3. Awareness building using a multi-pronged approach: At SHU, we have been utilizing a multi-pronged approach for the institution-wide implementation of OER.  Using a results-driven approach, we have designed and delivered awareness-building sessions using a combination of webinars, departmental sessions, small group consultations, and panel discussions at the annual Digital Pedagogy summer institute.  Our efforts include capturing student voices inappropriate forums, and partnership with  faculty collaborators for OER outreach.

 

4. Measuring impact with growth mindset: In presenting emerging results from the OER project, the presentation will focus on the following quantitative and qualitative data – 1) survey results from faculty that reveal faculty perceptions of OER and existing classroom usage of OER , 2) survey results from students in  math courses that piloted open textbooks in the spring of 2017, 3) faculty use of the open textbook list by discipline that was put together by our librarians.

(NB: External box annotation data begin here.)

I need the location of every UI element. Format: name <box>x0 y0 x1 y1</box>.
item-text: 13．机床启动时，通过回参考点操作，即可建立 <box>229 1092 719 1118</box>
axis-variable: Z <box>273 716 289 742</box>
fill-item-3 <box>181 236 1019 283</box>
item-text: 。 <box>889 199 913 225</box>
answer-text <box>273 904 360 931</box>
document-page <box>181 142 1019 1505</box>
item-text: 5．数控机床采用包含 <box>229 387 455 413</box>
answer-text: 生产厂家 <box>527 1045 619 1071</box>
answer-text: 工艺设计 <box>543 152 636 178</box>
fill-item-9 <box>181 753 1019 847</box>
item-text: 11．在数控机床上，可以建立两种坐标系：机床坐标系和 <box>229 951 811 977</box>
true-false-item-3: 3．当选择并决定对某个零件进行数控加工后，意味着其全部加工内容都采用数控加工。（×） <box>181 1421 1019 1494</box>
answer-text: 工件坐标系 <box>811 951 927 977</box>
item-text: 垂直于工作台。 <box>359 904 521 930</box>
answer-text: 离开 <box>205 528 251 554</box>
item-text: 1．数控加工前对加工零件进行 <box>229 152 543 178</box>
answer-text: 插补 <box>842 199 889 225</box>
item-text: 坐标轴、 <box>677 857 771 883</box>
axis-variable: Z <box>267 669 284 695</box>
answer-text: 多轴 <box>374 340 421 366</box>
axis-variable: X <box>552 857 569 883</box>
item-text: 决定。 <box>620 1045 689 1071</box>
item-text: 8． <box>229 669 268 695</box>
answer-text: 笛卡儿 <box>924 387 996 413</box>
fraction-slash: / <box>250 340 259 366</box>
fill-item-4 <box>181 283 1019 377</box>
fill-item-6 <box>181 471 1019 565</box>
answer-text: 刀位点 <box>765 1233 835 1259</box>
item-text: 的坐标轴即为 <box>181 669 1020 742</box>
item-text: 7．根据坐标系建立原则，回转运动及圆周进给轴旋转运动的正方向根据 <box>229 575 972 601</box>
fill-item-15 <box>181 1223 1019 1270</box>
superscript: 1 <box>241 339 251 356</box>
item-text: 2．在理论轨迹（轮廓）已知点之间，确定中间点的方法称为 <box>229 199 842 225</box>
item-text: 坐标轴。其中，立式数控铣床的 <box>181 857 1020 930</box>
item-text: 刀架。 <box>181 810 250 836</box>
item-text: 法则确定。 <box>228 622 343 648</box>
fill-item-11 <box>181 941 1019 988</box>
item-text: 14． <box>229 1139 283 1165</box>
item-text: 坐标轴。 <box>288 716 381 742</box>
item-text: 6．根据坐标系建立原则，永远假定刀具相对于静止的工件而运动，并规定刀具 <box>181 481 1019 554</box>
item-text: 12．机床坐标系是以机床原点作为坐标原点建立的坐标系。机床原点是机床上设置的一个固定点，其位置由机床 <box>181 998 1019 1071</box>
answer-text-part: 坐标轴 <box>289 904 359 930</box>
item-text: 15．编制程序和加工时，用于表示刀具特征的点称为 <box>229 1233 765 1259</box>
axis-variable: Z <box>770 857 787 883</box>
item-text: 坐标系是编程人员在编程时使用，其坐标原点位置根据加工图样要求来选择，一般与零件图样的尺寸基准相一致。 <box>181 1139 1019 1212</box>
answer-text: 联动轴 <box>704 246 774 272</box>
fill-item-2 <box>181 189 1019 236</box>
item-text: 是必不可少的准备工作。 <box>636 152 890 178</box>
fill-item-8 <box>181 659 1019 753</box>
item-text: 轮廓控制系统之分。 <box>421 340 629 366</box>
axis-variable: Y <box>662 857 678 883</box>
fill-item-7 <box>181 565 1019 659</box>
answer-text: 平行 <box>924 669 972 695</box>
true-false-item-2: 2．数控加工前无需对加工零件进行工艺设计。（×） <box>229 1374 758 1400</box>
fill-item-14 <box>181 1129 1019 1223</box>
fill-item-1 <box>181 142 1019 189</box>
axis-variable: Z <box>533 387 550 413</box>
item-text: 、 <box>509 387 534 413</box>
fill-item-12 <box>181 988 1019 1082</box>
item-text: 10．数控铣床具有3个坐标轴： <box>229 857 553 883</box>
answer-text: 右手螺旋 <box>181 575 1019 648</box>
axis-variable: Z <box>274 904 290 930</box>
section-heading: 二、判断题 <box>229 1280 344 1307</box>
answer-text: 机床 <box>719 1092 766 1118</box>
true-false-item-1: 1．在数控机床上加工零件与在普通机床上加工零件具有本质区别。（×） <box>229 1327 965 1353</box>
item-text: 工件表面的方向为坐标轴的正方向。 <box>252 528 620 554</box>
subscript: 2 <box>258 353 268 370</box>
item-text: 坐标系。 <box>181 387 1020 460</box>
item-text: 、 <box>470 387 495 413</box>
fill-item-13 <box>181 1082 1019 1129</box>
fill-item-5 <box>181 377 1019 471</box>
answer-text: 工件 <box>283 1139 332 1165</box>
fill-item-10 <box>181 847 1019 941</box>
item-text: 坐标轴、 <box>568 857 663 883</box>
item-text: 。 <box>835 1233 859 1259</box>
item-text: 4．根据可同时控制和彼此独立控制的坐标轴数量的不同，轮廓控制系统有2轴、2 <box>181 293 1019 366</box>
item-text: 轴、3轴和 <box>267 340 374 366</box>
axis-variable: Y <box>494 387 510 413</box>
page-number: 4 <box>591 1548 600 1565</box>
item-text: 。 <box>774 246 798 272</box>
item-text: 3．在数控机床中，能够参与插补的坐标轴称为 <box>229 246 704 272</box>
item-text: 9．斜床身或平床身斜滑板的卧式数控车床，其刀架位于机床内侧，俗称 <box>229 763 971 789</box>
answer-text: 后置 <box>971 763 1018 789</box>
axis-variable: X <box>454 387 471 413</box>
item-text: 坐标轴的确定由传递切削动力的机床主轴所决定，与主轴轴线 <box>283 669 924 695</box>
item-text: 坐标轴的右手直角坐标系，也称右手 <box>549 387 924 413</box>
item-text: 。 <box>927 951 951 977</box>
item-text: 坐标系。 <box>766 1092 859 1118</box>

When presenting an analysis of the data, the presentation will look at what worked for us and what did not, and we will list useful recommendations for launching an OER implementation program.

 

 

5. Pedagogy focus when studying effectiveness: In addition to discussing the integration of OER materials, we will be sharing concrete examples of OER-enabled pedagogy that highlight the enhancements to course design and teaching practices. This is a clear attempt to go beyond open textbooks and optimize the use of OER materials in a wide variety of formats. We will share snapshots of OER-enabled pedagogy practices based on faculty work in the following disciplines – Media Studies, Literature, Physics, and Math.

 

Math case-study:

In addition to the five factors driving change at the macro level, we will highlight a case study of the Math OER project as an effective practice at the micro level. This case study will outline the steps used in the process for identifying, reviewing, and adopting an open textbook in the freshman College Algebra and Precalculus courses. We will show the positive impact on cost savings, student perceptions, student learning, and refinements to pedagogical practices for this open textbook College Algebra course.

 

Take-away for the audience

  1. This presentation will offer concrete examples of approaches utilized in our OER and open textbook initiative. The effectiveness of this initiative will be looked at through an evidence-based lens, allowing attendees to see the results of our work.
  2. The scalability of disciplines and the impact of adoption will be considered and used to help illustrate how to replicate similar initiatives at other universities.
  3. It is essential to take a reflective  look at the challenges we face as we continue to move forward and expand our initiative. Discussing these challenges will hopefully help others who may encounter similar difficulties in their own work with OER. Specifically, since many examples of OER initiatives focus on state universities and community colleges, our case study offers the perspective of a medium-sized private institution.
  4. We will openly share a) the list of open materials by discipline curated by our librarians, b) the guidelines developed by the taskforce for reviewing open textbooks, and c) the open textbook reviews completed by our faculty for College Algebra, Precalculus, Sociological Imagination, Intro to Economics, and Intro to Psychology courses.

 

Interactivity in the presentation

To encourage interactivity in this presentation, we will utilize online polling to get a sense of the experience, thoughts, questions, and opinions of attendees. This will help us tailor our discussions based on attendees’ interests, as well as specific scenarios, which will help attendees gain a better understanding of our initiative and how it can be used at their own institutions.